31 December 2018 Submitted by Devesh Sharma (not verified)

Dear Corinne and Yasmin, thank you for the insightful post and your analysis. You suggest that "financial inclusion gives women greater autonomy.". From your reading of the data, could you help me understand further how can we assure ourselves that the causality is in the direction that you suggest, and not reversed, in that women with greater autonomy are more likely to use financial services? Best, Devesh

30 January 2019 Submitted by Yasmin Bin-Humam (not verified)

Thank you Devesh,
You are right to point out the potential endogeneity and it is something that researchers will have to examine closely in the coming months. A previous webinar by FII for Finequity (http://www.findevgateway.org/organization/finequity), accessible here: http://www.findevgateway.org/announcement/webinar-recording-now-availab… details beginning at the 26 minute mark the methodology that is usually applied in such instances, one that is strongly suggestive of a causal link. I hope you find it helpful. The webinar linked focused on their analysis in Kenya.

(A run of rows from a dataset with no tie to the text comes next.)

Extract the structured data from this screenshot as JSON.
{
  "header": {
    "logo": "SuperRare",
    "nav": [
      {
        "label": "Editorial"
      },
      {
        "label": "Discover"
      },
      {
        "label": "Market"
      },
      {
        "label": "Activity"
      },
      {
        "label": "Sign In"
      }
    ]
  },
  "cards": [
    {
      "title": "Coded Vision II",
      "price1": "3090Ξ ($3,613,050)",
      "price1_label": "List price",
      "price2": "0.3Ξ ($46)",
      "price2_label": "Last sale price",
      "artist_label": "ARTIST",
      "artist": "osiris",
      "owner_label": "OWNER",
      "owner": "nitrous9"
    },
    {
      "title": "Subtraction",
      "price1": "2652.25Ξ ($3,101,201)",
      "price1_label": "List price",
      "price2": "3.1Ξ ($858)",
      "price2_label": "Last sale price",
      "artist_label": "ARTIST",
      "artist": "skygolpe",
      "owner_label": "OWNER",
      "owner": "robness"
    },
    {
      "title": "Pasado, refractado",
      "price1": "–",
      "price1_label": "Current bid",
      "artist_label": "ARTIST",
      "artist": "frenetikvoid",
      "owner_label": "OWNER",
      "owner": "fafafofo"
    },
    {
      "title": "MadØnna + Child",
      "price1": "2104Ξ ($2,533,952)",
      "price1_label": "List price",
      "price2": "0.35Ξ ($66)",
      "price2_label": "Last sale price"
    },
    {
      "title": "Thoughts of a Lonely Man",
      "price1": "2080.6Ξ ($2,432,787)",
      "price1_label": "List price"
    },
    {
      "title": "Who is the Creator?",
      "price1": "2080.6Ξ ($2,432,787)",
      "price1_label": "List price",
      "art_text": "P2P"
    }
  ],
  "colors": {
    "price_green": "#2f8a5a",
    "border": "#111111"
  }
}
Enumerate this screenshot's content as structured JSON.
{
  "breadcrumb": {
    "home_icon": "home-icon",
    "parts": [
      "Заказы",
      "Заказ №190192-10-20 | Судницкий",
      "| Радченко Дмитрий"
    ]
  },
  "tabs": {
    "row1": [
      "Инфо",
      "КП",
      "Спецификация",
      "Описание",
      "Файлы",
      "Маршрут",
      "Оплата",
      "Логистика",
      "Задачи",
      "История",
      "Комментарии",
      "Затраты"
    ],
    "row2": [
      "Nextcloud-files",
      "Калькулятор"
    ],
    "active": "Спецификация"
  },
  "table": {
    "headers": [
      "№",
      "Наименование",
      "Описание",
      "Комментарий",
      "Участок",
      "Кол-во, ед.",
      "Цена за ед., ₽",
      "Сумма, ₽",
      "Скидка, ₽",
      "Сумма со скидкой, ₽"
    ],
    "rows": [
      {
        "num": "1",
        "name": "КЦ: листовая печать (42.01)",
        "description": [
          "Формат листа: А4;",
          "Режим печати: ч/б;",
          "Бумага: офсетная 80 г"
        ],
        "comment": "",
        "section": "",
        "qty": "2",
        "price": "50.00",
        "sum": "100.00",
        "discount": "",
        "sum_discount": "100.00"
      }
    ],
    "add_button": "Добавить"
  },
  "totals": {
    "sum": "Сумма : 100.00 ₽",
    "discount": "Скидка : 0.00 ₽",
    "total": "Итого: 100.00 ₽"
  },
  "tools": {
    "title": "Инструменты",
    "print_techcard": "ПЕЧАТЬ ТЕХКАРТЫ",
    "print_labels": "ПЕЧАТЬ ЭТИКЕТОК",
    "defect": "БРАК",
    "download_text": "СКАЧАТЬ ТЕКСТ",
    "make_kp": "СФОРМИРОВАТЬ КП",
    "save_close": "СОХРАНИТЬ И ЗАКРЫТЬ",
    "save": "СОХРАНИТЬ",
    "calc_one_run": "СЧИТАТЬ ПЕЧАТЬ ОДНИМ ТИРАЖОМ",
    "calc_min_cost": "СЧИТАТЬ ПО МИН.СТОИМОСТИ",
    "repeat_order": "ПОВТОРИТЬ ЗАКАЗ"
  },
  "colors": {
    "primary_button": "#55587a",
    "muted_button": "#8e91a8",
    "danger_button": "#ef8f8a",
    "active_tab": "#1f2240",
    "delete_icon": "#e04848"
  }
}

17 January 2019 Submitted by Dr.V.Rengarajan (not verified)

Access to finance is possible either from formal banking system under the banner 'financial inclusion' or more comfortably
from informal system ( traditional money lenders) from illiterate segment's perspective. In this context, while ' functions of the finance remains the same regardless of sources or systems, what makes the difference in the quintessence of autonomy or empowerment to women ultimately?